22 L'économie secondaire, notamment les industries manufacturières et le secteur du bâtiment et des travaux publics (BTP), n'est pas épargnée non plus au Niger par l'impact de la crise ivoirienne, puisque, par exemple, l’acide oléique utilisé par la Société nigérienne des produits chimiques (SPCN) comme matière première dans la fabrication du savon est exclusivement importé de Côte d’Ivoire. De même, le volume des matériaux de construction importés de la RCI représentent 73,4 % des importations nigériennes totales de cette catégorie de marchandises. Si, pour l’instant, les industries nationales n’ont pas connu de rupture de stocks, c’est grâce au détournement du trafic routier par le Ghana.
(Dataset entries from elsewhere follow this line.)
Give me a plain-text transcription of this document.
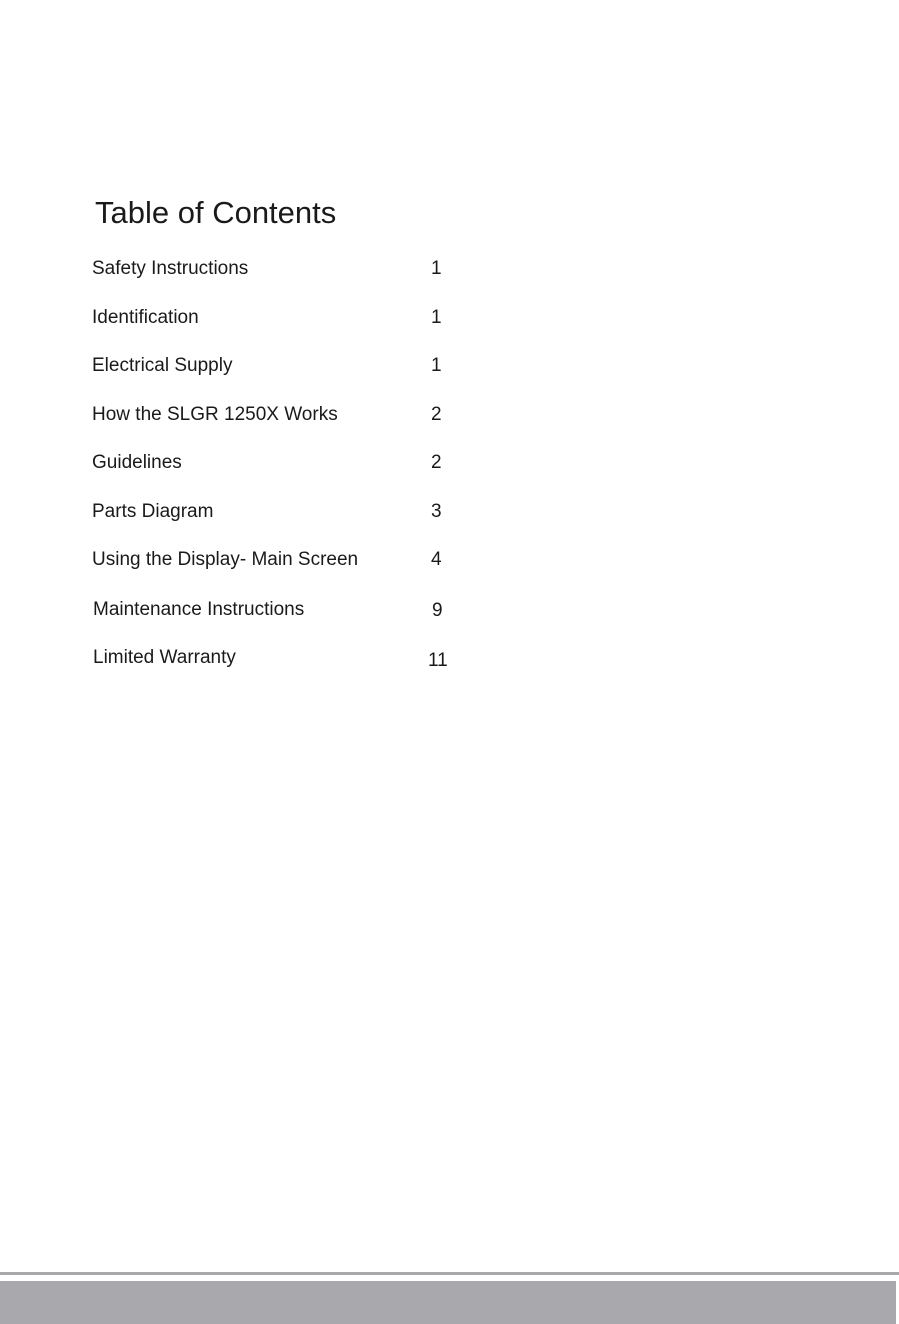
Table of Contents
Safety Instructions	1
Identification	1
Electrical Supply	1
How the SLGR 1250X Works	2
Guidelines	2
Parts Diagram	3
Using the Display- Main Screen	4
Maintenance Instructions	9
Limited Warranty	11
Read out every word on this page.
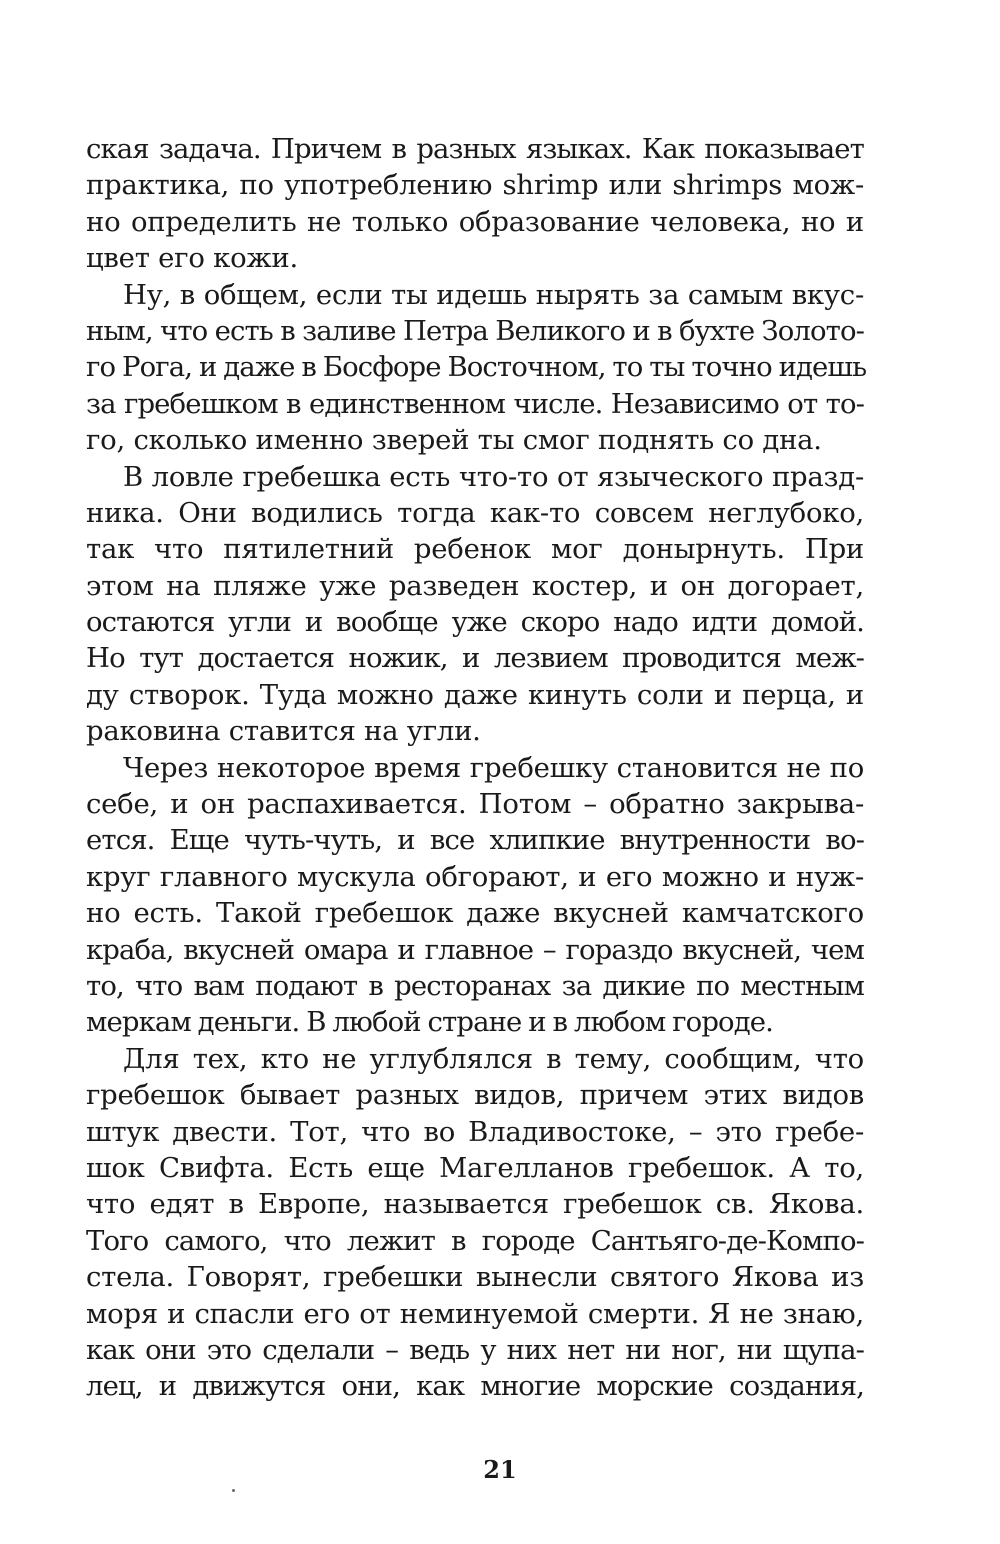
ская задача. Причем в разных языках. Как показывает
практика, по употреблению shrimp или shrimps мож-
но определить не только образование человека, но и
цвет его кожи.
Ну, в общем, если ты идешь нырять за самым вкус-
ным, что есть в заливе Петра Великого и в бухте Золото-
го Рога, и даже в Босфоре Восточном, то ты точно идешь
за гребешком в единственном числе. Независимо от то-
го, сколько именно зверей ты смог поднять со дна.
В ловле гребешка есть что-то от языческого празд-
ника. Они водились тогда как-то совсем неглубоко,
так что пятилетний ребенок мог донырнуть. При
этом на пляже уже разведен костер, и он догорает,
остаются угли и вообще уже скоро надо идти домой.
Но тут достается ножик, и лезвием проводится меж-
ду створок. Туда можно даже кинуть соли и перца, и
раковина ставится на угли.
Через некоторое время гребешку становится не по
себе, и он распахивается. Потом – обратно закрыва-
ется. Еще чуть-чуть, и все хлипкие внутренности во-
круг главного мускула обгорают, и его можно и нуж-
но есть. Такой гребешок даже вкусней камчатского
краба, вкусней омара и главное – гораздо вкусней, чем
то, что вам подают в ресторанах за дикие по местным
меркам деньги. В любой стране и в любом городе.
Для тех, кто не углублялся в тему, сообщим, что
гребешок бывает разных видов, причем этих видов
штук двести. Тот, что во Владивостоке, – это гребе-
шок Свифта. Есть еще Магелланов гребешок. А то,
что едят в Европе, называется гребешок св. Якова.
Того самого, что лежит в городе Сантьяго-де-Компо-
стела. Говорят, гребешки вынесли святого Якова из
моря и спасли его от неминуемой смерти. Я не знаю,
как они это сделали – ведь у них нет ни ног, ни щупа-
лец, и движутся они, как многие морские создания,
21
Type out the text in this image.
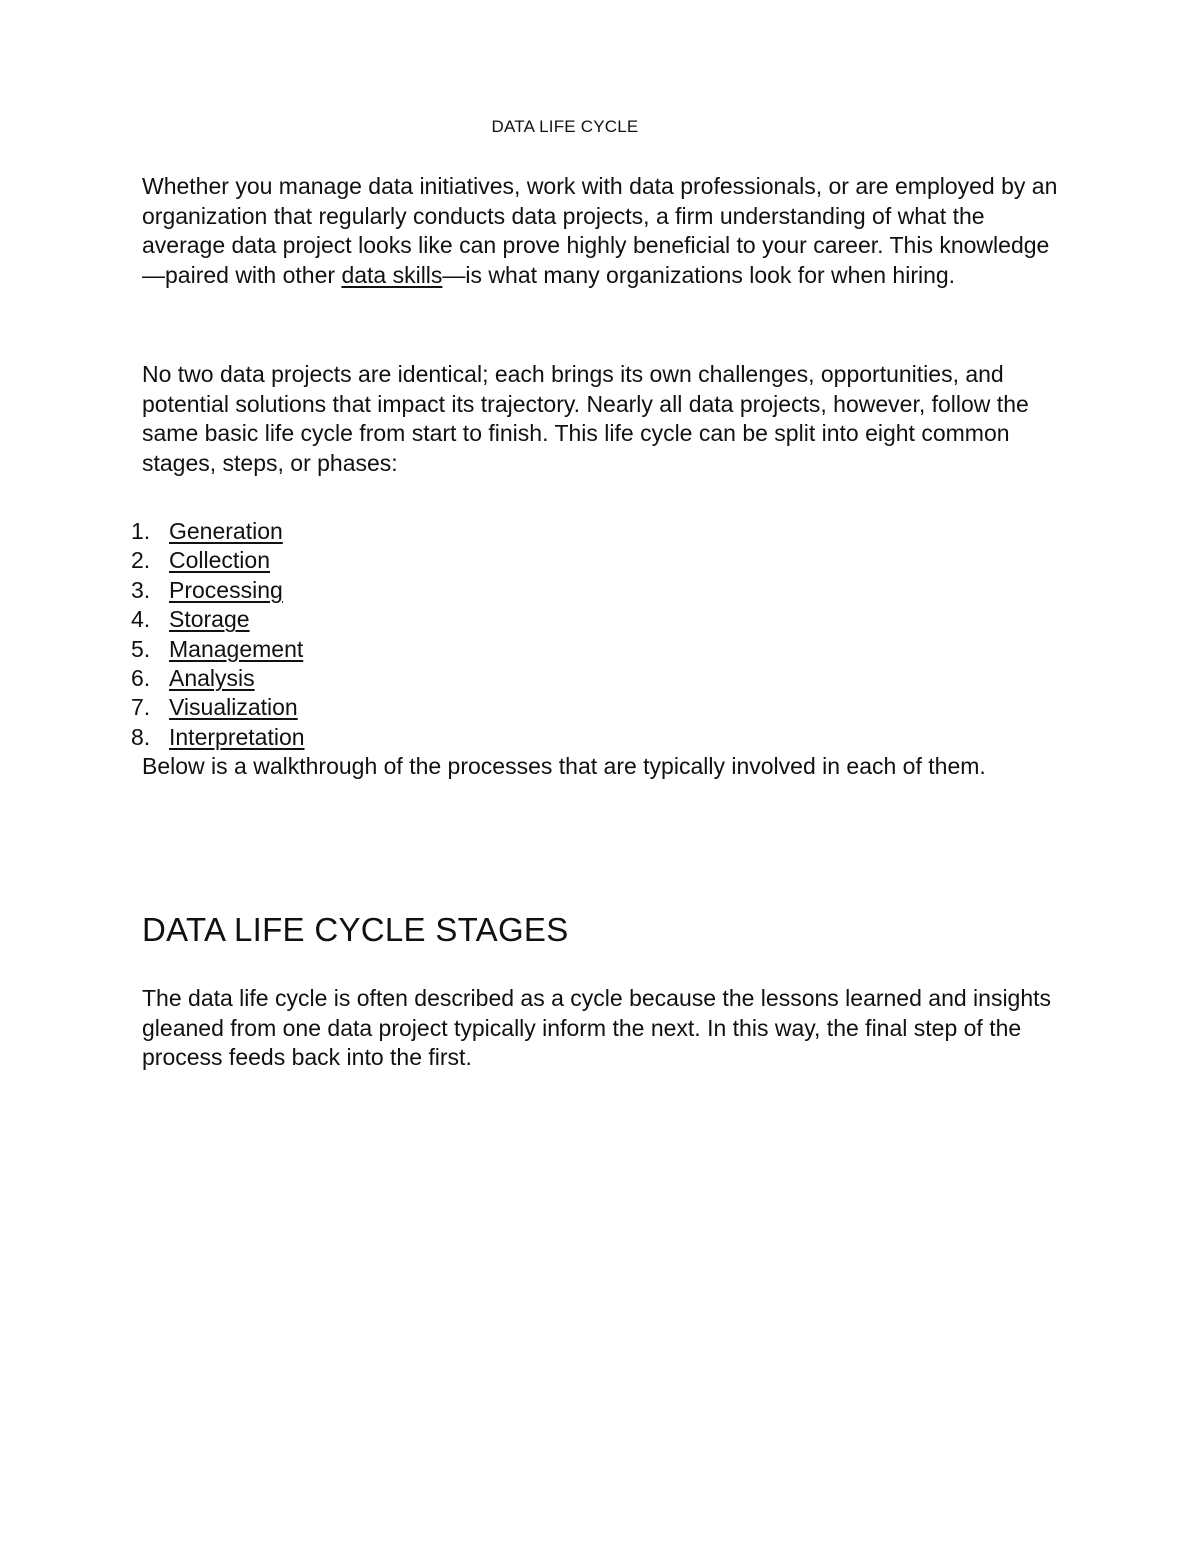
DATA LIFE CYCLE

Whether you manage data initiatives, work with data professionals, or are employed by an organization that regularly conducts data projects, a firm understanding of what the average data project looks like can prove highly beneficial to your career. This knowledge—paired with other data skills—is what many organizations look for when hiring.

No two data projects are identical; each brings its own challenges, opportunities, and potential solutions that impact its trajectory. Nearly all data projects, however, follow the same basic life cycle from start to finish. This life cycle can be split into eight common stages, steps, or phases:

1. Generation
2. Collection
3. Processing
4. Storage
5. Management
6. Analysis
7. Visualization
8. Interpretation

Below is a walkthrough of the processes that are typically involved in each of them.

DATA LIFE CYCLE STAGES

The data life cycle is often described as a cycle because the lessons learned and insights gleaned from one data project typically inform the next. In this way, the final step of the process feeds back into the first.
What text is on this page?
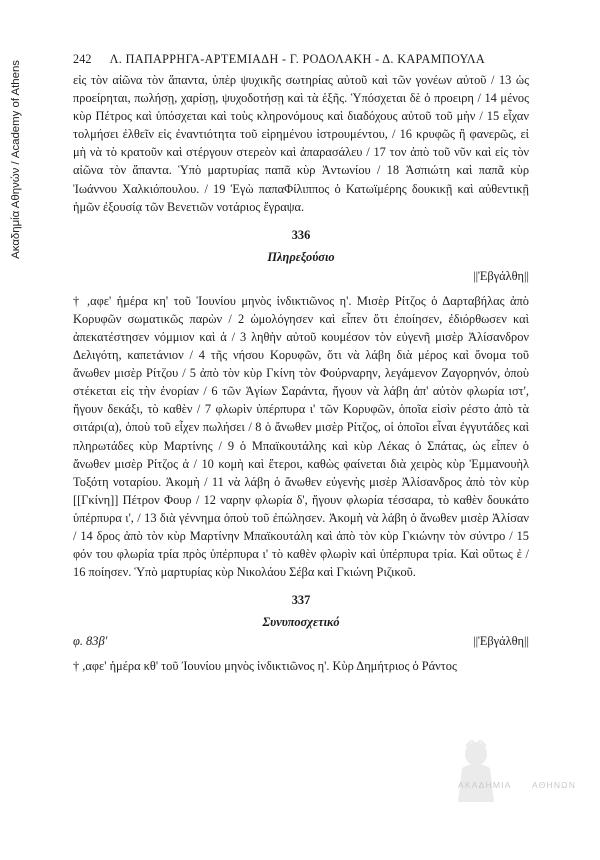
Ακαδημία Αθηνών / Academy of Athens
242 Λ. ΠΑΠΑΡΡΗΓΑ-ΑΡΤΕΜΙΑΔΗ - Γ. ΡΟΔΟΛΑΚΗ - Δ. ΚΑΡΑΜΠΟΥΛΑ

εἰς τὸν αἰῶνα τὸν ἅπαντα, ὑπὲρ ψυχικῆς σωτηρίας αὐτοῦ καὶ τῶν γονέων αὐτοῦ / 13 ὡς προείρηται, πωλήσῃ, χαρίσῃ, ψυχοδοτήσῃ καὶ τὰ ἑξῆς. Ὑπόσχεται δὲ ὁ προειρη / 14 μένος κὺρ Πέτρος καὶ ὑπόσχεται καὶ τοὺς κληρονόμους καὶ διαδόχους αὐτοῦ τοῦ μὴν / 15 εἶχαν τολμήσει ἐλθεῖν εἰς ἐναντιότητα τοῦ εἰρημένου ἰστρουμέντου, / 16 κρυφῶς ἢ φανερῶς, εἰ μὴ νὰ τὸ κρατοῦν καὶ στέργουν στερεὸν καὶ ἀπαρασάλευ / 17 τον ἀπὸ τοῦ νῦν καὶ εἰς τὸν αἰῶνα τὸν ἅπαντα. Ὑπὸ μαρτυρίας παπᾶ κὺρ Ἀντωνίου / 18 Ἀσπιώτη καὶ παπᾶ κὺρ Ἰωάννου Χαλκιόπουλου. / 19 Ἐγὼ παπαΦίλιππος ὁ Κατωϊμέρης δουκικῇ καὶ αὐθεντικῇ ἡμῶν ἐξουσίᾳ τῶν Βενετιῶν νοτάριος ἔγραψα.

336
Πληρεξούσιο
||Ἐβγάλθη||

† ,αφε' ἡμέρα κη' τοῦ Ἰουνίου μηνὸς ἰνδικτιῶνος η'. Μισὲρ Ρίτζος ὁ Δαρταβήλας ἀπὸ Κορυφῶν σωματικῶς παρὼν / 2 ὡμολόγησεν καὶ εἶπεν ὅτι ἐποίησεν, ἐδιόρθωσεν καὶ ἀπεκατέστησεν νόμμιον καὶ ἀ / 3 ληθὴν αὐτοῦ κουμέσον τὸν εὐγενῆ μισὲρ Ἀλίσανδρον Δελιγότη, καπετάνιον / 4 τῆς νήσου Κορυφῶν, ὅτι νὰ λάβη διὰ μέρος καὶ ὄνομα τοῦ ἄνωθεν μισὲρ Ρίτζου / 5 ἀπὸ τὸν κὺρ Γκίνη τὸν Φούρναρην, λεγάμενον Ζαγορηνόν, ὁποὺ στέκεται εἰς τὴν ἐνορίαν / 6 τῶν Ἁγίων Σαράντα, ἤγουν νὰ λάβη ἀπ' αὐτὸν φλωρία ιστ', ἤγουν δεκάξι, τὸ καθὲν / 7 φλωρὶν ὑπέρπυρα ι' τῶν Κορυφῶν, ὁποῖα εἰσὶν ρέστο ἀπὸ τὰ σιτάρι(α), ὁποὺ τοῦ εἶχεν πωλήσει / 8 ὁ ἄνωθεν μισὲρ Ρίτζος, οἱ ὁποῖοι εἶναι ἐγγυτάδες καὶ πληρωτάδες κὺρ Μαρτίνης / 9 ὁ Μπαϊκουτάλης καὶ κὺρ Λέκας ὁ Σπάτας, ὡς εἶπεν ὁ ἄνωθεν μισὲρ Ρίτζος ἀ / 10 κομὴ καὶ ἕτεροι, καθὼς φαίνεται διὰ χειρὸς κὺρ Ἐμμανουὴλ Τοξότη νοταρίου. Ἀκομὴ / 11 νὰ λάβη ὁ ἄνωθεν εὐγενὴς μισὲρ Ἀλίσανδρος ἀπὸ τὸν κὺρ [[Γκίνη]] Πέτρον Φουρ / 12 ναρην φλωρία δ', ἤγουν φλωρία τέσσαρα, τὸ καθὲν δουκάτο ὑπέρπυρα ι', / 13 διὰ γέννημα ὁποὺ τοῦ ἐπώλησεν. Ἀκομὴ νὰ λάβη ὁ ἄνωθεν μισὲρ Ἀλίσαν / 14 δρος ἀπὸ τὸν κὺρ Μαρτίνην Μπαϊκουτάλη καὶ ἀπὸ τὸν κὺρ Γκιώνην τὸν σύντρο / 15 φόν του φλωρία τρία πρὸς ὑπέρπυρα ι' τὸ καθὲν φλωρὶν καὶ ὑπέρπυρα τρία. Καὶ οὕτως ἐ / 16 ποίησεν. Ὑπὸ μαρτυρίας κὺρ Νικολάου Σέβα καὶ Γκιώνη Ριζικοῦ.

337
Συνυποσχετικό
φ. 83β'	||Ἐβγάλθη||

† ,αφε' ἡμέρα κθ' τοῦ Ἰουνίου μηνὸς ἰνδικτιῶνος η'. Κὺρ Δημήτριος ὁ Ράντος

ΑΚΑΔΗΜΙΑ ΑΘΗΝΩΝ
23 Au niveau des transports, la situation est également critique. Pays enclavé, sans voie ferrée, situé à plus 1 000 km du port le plus proche (Cotonou), le Niger achemine plus de 95 % de ses importations par voie terrestre. Les voies d'acheminement possibles sont assez diverses et passent, outre la RCI, par le Togo, le Bénin, le Ghana, le Nigeria, le Burkina Faso et le Mali. Avant l’éclatement de la crise en Côte d’Ivoire, les transports des marchandises se faisaient normalement du port d’Abidjan à Niamey, en passant par le Burkina Faso. Aujourd’hui les transporteurs sont obligés de passer par le Ghana pour accéder à la mer, ce qui engendre des coûts supplémentaires. Cependant, à l’exception de l’huile végétale dont le prix a légèrement augmenté, le surcoût de transport reste sans incidence sur les prix à la consommation des autres produits importés. On en déduit facilement que les marges des intermédiaires ont dû diminuer. Si cette situation devait se prolonger, les opérateurs économiques ne tarderaient pas à répercuter l’augmentation du prix de transport sur le consommateur.

24 Selon le Syndicat national des transporteurs de marchandises du Niger (SNTMN), les produits manufacturés à Abidjan n’avaient pas connu, en décembre 2002, de rupture d'approvisionnement et continuaient d’être acheminés jusqu’à Niamey via le Ghana. En revanche, les productions traitées par des usines de l’intérieur du territoire ivoirien n'étaient plus commercialisées au Niger. Il s’agissait principalement de café, d'huile végétale, de peinture et de fer. Une prolongation de la crise entraînera certainement une pénurie, suivie d’une flambée des prix de ces produits, à moins d’y remédier par une rapide réorientation des importations à partir d’autres pays.

Les effets à court terme sur l’économie nigérienne

25 Etant donné l’évolution de la crise politique en Côte d’Ivoire, notamment la multiplication des groupes rebelles, il était permis, dès décembre 2002, d’anticiper quelques effets induits sur l’économie nigérienne :

  • un ralentissement, voire un arrêt total, de l’exportation du bétail et de l’oignon, ce qui aura pour corollaire une baisse des recettes d’exportation et des revenus des producteurs et éleveurs avec une forte incidence sur leur sécurité alimentaire ;
  • une pénurie, suivie d’une flambée des prix de certains produits (huile végétale, bois, etc.) ;
  • une baisse de la productivité de certaines entreprises ou industries nigériennes, en particulier celles opérant dans le secteur du bâtiment ou la SPCN, importateur exclusif de l’acide oléique ;
  • une baisse des recettes douanières et de certains organismes étatiques tels que le Conseil nigérien des utilisateurs de transports (CNUT), la Niger Transit (Nitra), la Chambre de commerce ;
  • un ralentissement, voire un arrêt, des activités de certains transitaires et transporteurs opérant en RCI ou sur l’axe Côte d’Ivoire-Niger.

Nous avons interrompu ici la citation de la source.